Cette nouvelle restriction s'ajoute à un ensemble de dispositifs déjà mis en place pour tenter de stabiliser le marché intérieur. Début juillet, Moscou avait dû importer de l'essence en provenance de l'Inde, une situation inédite pour un grand pays producteur d'hydrocarbures. Fin juin, le président Vladimir Poutine avait reconnu l'existence d'une « certaine pénurie » et évoqué des pourparlers via les États-Unis pour trouver une issue.

Un tournant dans la politique énergétique russe

L'interdiction d'exporter du gazole marque un durcissement significatif. Jusqu'à présent, les autorités avaient privilégié des quotas ou des restrictions temporaires. En fermant totalement les vannes à l'exportation, Moscou espère rediriger l'intégralité de la production de gazole vers les consommateurs russes, où les files d'attente dans les stations-service et la hausse des prix créent des tensions sociales. Des limitations d'achat ont déjà été instaurées dans plusieurs régions, notamment dans le sud du pays et en Sibérie.
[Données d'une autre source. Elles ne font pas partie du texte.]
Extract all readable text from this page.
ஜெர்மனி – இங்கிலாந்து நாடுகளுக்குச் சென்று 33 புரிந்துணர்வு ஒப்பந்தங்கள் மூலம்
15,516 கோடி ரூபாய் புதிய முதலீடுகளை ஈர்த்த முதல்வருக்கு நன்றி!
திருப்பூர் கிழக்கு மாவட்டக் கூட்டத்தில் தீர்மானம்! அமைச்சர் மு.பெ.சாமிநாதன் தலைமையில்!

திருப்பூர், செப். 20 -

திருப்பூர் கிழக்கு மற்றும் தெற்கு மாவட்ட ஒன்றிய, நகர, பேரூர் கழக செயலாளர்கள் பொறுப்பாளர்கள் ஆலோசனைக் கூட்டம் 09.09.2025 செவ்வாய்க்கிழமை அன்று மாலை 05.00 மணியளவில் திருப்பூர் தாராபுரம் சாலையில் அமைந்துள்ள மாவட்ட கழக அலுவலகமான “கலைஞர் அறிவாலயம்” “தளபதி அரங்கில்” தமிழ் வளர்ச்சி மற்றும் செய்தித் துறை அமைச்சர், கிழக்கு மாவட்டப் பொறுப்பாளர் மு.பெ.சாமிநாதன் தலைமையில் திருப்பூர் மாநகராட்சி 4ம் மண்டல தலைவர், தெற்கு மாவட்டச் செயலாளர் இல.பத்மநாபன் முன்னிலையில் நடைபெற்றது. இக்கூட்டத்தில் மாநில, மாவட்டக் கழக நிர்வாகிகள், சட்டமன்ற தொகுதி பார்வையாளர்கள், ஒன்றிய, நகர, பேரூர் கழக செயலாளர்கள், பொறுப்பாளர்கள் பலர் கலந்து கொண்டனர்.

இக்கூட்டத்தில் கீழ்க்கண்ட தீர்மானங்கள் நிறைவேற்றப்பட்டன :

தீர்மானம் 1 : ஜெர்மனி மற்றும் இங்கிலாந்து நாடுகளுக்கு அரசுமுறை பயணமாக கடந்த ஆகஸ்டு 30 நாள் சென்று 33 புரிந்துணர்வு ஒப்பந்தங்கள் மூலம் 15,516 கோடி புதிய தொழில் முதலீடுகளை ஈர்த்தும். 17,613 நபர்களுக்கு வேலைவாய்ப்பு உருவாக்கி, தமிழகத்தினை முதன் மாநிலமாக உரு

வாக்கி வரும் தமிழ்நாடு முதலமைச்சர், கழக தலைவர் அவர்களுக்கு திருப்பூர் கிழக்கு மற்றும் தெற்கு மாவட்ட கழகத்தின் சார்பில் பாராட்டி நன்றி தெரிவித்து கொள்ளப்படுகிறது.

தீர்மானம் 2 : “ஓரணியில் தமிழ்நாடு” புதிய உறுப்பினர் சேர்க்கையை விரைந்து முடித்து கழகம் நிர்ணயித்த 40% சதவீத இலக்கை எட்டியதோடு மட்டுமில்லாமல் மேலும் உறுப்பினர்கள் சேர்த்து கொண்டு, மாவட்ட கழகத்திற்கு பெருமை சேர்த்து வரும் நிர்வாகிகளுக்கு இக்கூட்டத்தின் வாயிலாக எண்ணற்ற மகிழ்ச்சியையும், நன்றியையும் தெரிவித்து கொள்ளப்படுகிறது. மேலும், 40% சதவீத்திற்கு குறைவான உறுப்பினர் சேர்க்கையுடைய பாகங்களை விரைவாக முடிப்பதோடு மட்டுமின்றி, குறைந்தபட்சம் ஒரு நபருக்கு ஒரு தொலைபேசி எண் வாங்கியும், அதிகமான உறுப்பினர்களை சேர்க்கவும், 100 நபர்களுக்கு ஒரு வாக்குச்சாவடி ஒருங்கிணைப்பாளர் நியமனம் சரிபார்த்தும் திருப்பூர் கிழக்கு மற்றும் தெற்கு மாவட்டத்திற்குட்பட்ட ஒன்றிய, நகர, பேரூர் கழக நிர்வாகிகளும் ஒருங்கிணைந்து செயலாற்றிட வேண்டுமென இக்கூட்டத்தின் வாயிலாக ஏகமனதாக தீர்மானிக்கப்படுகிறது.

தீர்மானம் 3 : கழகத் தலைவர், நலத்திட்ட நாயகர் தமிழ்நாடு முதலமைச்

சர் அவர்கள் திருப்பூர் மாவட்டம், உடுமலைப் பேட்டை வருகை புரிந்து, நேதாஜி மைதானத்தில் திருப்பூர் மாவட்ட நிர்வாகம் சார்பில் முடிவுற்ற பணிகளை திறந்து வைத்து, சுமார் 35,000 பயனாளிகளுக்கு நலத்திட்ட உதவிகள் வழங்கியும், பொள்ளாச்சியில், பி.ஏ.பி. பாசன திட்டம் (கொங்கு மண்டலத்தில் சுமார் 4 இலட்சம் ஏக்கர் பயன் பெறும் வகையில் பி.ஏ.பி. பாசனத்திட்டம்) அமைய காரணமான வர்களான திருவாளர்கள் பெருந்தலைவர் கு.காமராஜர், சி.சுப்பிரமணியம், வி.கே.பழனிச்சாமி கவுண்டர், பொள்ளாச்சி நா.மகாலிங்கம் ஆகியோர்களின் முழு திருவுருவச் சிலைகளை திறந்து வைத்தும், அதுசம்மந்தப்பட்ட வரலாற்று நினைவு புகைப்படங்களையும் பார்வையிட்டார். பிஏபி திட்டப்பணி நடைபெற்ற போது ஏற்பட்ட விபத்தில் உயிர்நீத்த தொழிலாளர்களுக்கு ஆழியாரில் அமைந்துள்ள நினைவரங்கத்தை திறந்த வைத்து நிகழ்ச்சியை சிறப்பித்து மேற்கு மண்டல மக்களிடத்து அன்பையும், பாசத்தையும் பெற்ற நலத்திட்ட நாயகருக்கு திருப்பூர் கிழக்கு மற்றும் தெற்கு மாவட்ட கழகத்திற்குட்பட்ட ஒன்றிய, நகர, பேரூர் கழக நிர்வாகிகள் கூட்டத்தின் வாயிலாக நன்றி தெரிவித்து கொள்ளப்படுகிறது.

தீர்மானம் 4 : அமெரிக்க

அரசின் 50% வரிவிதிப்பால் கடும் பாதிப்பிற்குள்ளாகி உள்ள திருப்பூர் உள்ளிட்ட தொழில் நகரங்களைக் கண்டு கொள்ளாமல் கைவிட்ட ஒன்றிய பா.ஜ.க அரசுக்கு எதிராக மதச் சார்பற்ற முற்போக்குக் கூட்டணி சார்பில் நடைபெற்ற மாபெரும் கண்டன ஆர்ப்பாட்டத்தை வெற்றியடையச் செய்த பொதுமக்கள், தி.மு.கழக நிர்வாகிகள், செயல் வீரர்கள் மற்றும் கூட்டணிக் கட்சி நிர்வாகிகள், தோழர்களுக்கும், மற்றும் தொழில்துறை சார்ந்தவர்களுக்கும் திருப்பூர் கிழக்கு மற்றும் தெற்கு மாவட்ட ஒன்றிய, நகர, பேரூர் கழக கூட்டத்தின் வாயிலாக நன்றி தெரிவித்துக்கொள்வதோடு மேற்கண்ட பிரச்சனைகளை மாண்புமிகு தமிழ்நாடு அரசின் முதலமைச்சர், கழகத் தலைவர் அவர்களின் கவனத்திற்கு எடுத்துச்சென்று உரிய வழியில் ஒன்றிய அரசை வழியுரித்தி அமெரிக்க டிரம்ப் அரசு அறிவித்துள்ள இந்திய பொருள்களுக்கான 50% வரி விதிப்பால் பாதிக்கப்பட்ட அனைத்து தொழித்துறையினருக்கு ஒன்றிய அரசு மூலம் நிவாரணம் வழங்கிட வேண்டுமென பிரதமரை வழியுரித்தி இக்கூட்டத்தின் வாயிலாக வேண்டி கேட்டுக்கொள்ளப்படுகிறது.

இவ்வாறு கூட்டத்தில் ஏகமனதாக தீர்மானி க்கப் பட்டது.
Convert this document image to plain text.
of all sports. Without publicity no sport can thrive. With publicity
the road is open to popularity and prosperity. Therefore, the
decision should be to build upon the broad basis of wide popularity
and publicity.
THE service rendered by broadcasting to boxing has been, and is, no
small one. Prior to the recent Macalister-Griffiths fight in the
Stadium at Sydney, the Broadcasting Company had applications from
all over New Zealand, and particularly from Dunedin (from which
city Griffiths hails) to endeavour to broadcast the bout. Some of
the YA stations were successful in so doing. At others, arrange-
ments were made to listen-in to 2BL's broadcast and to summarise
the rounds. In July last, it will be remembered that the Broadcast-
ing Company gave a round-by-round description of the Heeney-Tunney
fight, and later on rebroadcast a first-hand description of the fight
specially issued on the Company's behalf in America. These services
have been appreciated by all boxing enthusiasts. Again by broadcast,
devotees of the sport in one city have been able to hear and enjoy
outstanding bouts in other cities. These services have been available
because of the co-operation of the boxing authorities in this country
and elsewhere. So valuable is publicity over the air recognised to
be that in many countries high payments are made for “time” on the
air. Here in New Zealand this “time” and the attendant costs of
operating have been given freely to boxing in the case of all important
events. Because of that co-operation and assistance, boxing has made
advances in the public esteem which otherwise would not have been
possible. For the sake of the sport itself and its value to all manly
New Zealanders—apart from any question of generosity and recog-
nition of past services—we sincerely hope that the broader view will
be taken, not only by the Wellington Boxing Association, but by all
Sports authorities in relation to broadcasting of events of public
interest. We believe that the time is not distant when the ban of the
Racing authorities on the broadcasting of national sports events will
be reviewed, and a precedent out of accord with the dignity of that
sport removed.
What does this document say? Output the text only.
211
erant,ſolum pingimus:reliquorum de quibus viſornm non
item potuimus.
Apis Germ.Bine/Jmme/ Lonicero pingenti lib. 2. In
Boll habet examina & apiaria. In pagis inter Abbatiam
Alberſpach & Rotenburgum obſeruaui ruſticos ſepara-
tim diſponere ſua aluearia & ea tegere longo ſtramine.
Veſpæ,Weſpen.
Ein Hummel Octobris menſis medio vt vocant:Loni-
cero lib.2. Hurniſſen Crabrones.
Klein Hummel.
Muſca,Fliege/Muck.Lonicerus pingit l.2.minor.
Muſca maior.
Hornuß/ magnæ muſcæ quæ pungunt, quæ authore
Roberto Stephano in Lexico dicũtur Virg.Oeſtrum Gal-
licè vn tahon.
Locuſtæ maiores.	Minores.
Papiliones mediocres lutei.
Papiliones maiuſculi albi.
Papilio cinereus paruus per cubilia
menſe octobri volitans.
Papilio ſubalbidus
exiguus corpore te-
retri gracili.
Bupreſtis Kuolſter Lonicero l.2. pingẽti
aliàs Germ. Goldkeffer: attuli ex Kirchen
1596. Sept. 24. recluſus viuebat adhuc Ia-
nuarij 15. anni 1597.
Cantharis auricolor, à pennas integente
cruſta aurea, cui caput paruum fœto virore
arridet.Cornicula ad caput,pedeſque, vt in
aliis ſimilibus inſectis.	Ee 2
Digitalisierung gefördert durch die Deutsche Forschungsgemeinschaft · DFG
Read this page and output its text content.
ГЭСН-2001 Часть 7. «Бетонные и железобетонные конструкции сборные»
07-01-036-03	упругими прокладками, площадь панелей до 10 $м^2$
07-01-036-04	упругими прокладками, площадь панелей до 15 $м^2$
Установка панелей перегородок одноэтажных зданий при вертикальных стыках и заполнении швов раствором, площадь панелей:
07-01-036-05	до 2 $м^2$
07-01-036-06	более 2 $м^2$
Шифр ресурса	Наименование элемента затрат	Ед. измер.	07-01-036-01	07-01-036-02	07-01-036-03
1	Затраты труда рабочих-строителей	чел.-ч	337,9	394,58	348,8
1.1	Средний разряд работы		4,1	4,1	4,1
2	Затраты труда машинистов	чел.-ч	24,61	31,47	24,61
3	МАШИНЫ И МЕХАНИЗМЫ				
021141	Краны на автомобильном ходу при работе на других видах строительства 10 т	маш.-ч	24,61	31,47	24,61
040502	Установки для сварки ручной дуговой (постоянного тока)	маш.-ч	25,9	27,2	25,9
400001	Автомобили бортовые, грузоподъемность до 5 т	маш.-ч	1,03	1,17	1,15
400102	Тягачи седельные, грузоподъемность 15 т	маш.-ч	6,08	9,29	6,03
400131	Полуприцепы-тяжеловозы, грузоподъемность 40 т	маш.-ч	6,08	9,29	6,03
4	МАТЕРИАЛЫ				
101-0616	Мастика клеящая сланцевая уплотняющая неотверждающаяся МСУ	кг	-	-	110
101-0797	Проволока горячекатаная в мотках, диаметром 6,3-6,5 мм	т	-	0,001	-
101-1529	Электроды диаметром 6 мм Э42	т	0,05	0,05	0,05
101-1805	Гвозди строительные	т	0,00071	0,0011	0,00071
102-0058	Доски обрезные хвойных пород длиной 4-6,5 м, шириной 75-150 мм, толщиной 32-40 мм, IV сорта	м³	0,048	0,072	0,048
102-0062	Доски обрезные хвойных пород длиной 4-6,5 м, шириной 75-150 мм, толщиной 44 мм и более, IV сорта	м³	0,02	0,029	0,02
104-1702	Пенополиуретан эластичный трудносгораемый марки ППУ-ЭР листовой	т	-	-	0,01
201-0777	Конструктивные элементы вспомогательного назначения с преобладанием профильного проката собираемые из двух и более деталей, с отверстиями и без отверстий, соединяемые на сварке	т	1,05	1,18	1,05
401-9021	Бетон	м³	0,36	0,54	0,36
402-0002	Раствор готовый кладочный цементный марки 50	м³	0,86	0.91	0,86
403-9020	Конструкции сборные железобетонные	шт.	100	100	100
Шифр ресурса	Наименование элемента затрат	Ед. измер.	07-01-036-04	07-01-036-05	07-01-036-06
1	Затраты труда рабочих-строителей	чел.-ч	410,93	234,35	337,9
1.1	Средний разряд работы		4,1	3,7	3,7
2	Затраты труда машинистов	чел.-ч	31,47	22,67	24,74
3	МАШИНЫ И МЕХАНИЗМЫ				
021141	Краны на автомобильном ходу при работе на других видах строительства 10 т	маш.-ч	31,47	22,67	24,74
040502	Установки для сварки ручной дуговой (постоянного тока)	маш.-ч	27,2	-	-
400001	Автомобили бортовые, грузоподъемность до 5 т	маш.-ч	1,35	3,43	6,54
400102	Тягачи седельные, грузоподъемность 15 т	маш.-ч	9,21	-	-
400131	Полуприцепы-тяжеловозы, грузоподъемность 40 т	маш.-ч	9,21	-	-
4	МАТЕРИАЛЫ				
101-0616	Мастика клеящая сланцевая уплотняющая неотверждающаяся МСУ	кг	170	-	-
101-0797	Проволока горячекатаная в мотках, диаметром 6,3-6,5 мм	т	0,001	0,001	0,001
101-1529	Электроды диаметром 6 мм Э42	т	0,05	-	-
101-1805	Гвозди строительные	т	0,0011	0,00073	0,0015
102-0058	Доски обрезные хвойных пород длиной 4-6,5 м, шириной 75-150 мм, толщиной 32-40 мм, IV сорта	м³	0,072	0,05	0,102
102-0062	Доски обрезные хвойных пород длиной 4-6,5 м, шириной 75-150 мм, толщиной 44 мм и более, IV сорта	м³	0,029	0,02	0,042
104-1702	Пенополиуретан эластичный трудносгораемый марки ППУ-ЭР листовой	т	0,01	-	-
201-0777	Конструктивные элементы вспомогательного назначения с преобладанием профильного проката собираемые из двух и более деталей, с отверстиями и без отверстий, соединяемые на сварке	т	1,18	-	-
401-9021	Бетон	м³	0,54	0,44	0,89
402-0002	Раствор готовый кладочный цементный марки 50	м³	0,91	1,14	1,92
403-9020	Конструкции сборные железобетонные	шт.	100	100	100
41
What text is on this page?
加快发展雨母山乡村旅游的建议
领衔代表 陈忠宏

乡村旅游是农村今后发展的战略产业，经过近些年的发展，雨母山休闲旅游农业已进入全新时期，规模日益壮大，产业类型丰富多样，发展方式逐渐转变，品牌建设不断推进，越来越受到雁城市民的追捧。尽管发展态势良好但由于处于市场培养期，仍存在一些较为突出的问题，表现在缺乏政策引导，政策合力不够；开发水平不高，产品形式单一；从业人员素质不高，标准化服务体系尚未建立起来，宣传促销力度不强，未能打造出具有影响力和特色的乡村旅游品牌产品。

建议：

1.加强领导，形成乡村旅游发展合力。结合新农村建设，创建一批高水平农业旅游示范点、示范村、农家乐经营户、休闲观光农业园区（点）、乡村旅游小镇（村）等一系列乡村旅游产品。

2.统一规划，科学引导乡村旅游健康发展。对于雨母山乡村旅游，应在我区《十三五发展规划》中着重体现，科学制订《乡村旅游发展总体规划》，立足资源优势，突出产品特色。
Pour les marchés mondiaux, cette décision pourrait entraîner une contraction de l'offre, la Russie étant l'un des principaux fournisseurs de gazole en Asie et en Europe. Les analystes anticipent une possible flambée des prix dans les pays dépendants de ces exportations.

Des répercussions en Asie centrale

La crise énergétique russe ne se limite pas à ses frontières. Plusieurs pays d'Asie centrale, traditionnellement approvisionnés en carburant par la Russie, subissent déjà des perturbations. Les restrictions à l'exportation pourraient exacerber leurs difficultés et mettre à l'épreuve leur propre sécurité énergétique. Le Kremlin mise sur une reprise rapide de la production une fois les frappes ukrainiennes maîtrisées, mais la persistance du conflit fait craindre une crise prolongée.